Er wird unter anderem auf einem Plakat zitiert, das Joseph Kosuth vor einigen Jahren für die Villa Merkel in Esslingen erarbeitet hat. Es zeigt ein Schwarzweiß-Foto von einem Tisch voller Papiere und leeren Stühlen drumherum – ein Bild von Musils Arbeitszimmer. Darüber steht in großen Lettern jener Satz. „Kein Ding, kein Ich, keine Form, kein Grundsatz sind sicher, alles ist in einer unsichtbaren, aber niemals ruhenden Wandlung begriffen ...“
Die Wandlung beginnt, an jedem Ort, zu jedem Zeitpunkt. Es ist eine Art Reise, die eine Suche ist, ohne klar formuliertes Ziel, deren Stationen Fragen sind, Vorschläge, Annahmen – Grundlagen der Kommunikation. “Der Ausgangspunkt für eine Auseinandersetzung kommt nicht aus Harmonie“, sagt Kristof Georgen. Der Antrieb zum Aufbruch liegt in der Widersprüchlichkeit möglicher Lebens-, Denk- und Wahrnehmungsformen. Dem Begriff Dissens kann im Werk Georgens zentrale Bedeutung gegeben werden. Dissens heißt Meinungsverschiedenheit. Für Georgen, zu dessen Arbeiten auch seine Auftritte als Musiker gehören, ist daneben die Wortverwandtschaft mit „Dissonanz“ wichtig, „Dissonanz“ als „der Zusammenklang von Tönen, der als Mißklang empfunden wird und nach der überlieferten Harmonielehre eine Auflösung fordert“. Längst ist die Zeit vorbei, in der die Liebhaber von Musik, Kunst, Theater die Harmonisierung in den Werken selbst erwarteten und fanden. Er ist zu einem Paradigma der Moderne geworden, die „Auflösung des Mißklangs“ vom Kunstwerk weg, hin zum Betrachter zu verlagern, den Rezipienten als Beteiligten mitverantwortlich zu machen.
David d’Angers schreibt bereits zu Beginn des Jahrhunderts: “In einem Kunstwerk sollte man sicherlich nicht alles aussprechen, denn dann würde man den Eindruck vermitteln, dass man den Betrachter für jemanden hält, für den es notwendig ist, dass ihm alles gesagt wird. Das Genie besteht darin, ihn auf den Weg zu bringen, damit er glaubt, alles selbst gefunden zu haben. Eben dies ist die Musik der Form“. Kristof Georgen setzt den „Mißklang“ in diesem Sinne bewußt ein, indem er mit scheinbar feststehenden Ordnungen bricht – durch formale Experimentierlust und zum Teil widersprüchlich erscheinende inhaltliche Bezüge.
Eines der immer wieder auftauchenden Gegensatzpaare beispielsweise heißt Kultur – Natur: Kehren wir noch einmal zurück zu der oben beschriebenen Fotografie „Bestand“. Das Bild wurde im Atelier Georgens aufgenommen.
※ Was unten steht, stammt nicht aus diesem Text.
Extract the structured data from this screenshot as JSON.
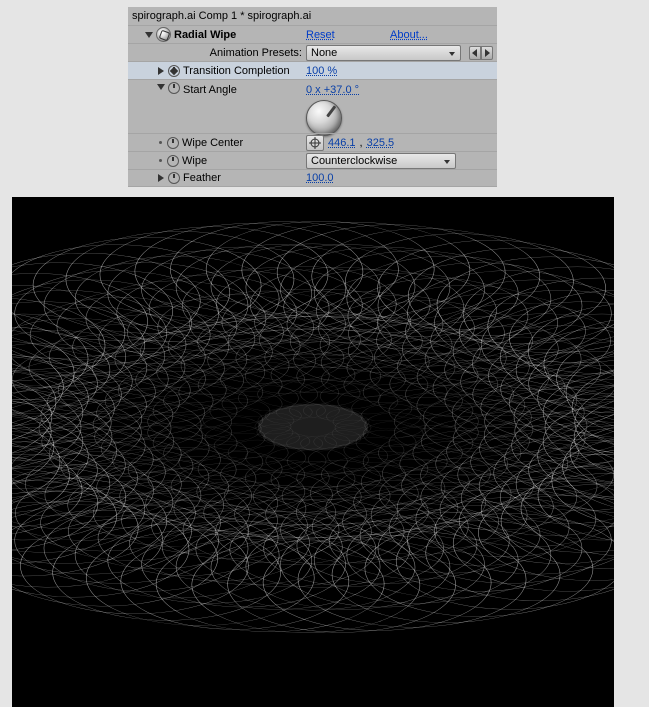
{
  "title": "spirograph.ai Comp 1 * spirograph.ai",
  "effect": {
    "name": "Radial Wipe",
    "reset_label": "Reset",
    "about_label": "About...",
    "presets_label": "Animation Presets:",
    "presets_value": "None"
  },
  "props": {
    "transition_completion": {
      "label": "Transition Completion",
      "value": "100 %"
    },
    "start_angle": {
      "label": "Start Angle",
      "value": "0 x +37.0 °"
    },
    "wipe_center": {
      "label": "Wipe Center",
      "value_x": "446.1",
      "value_y": "325.5"
    },
    "wipe": {
      "label": "Wipe",
      "value": "Counterclockwise"
    },
    "feather": {
      "label": "Feather",
      "value": "100.0"
    }
  },
  "icons": {
    "triangle_right": "▶",
    "triangle_down": "▼"
  }
}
Der Künstler sitzt auf dem Stuhl, den das Spiegelbild zeigt. Der Raum, der in der runden Fläche wiedergegeben wird, ist der, in dem Kunst entsteht: ein Raum des Denkens, der Reflexion – der Spiegel als Reflexionsfläche und Symbol der Erkenntnis erhält in diesem Kontext noch eine metaphorische Bedeutung; es ist der Ort des bewußten Handelns, das heißt der Kultur. Unterstützt wird diese mögliche Interpretation durch einen Eingriff des Künstlers: auf der Spiegelfläche findet sich einer der für Georgen typischen „Punkte“ wieder: sie tauchen in seinen Arbeiten vor allem als rhythmisierende Elemente auf. Durch diesen „Punkt“ ist der Spiegel selbst zum Kunstwerk geworden.
Hinter dem Spiegel, und zum Teil von ihm verdeckt, steht die Fotografie einer Naturansicht. Sie zeigt einen ehemaligen Steinbruch. Georgen – vor seinem Akademiestudium lernte er den Beruf des Steinmetz` - hat zu Steinen eine besondere Beziehung. Immer wieder tauchen sie in seinen Arbeiten auf, oft künstlich hergestellt, als plastische Körper mit geglätteten Seitenflächen und nummeriert oder aufgeschichtet aus Faserplatten.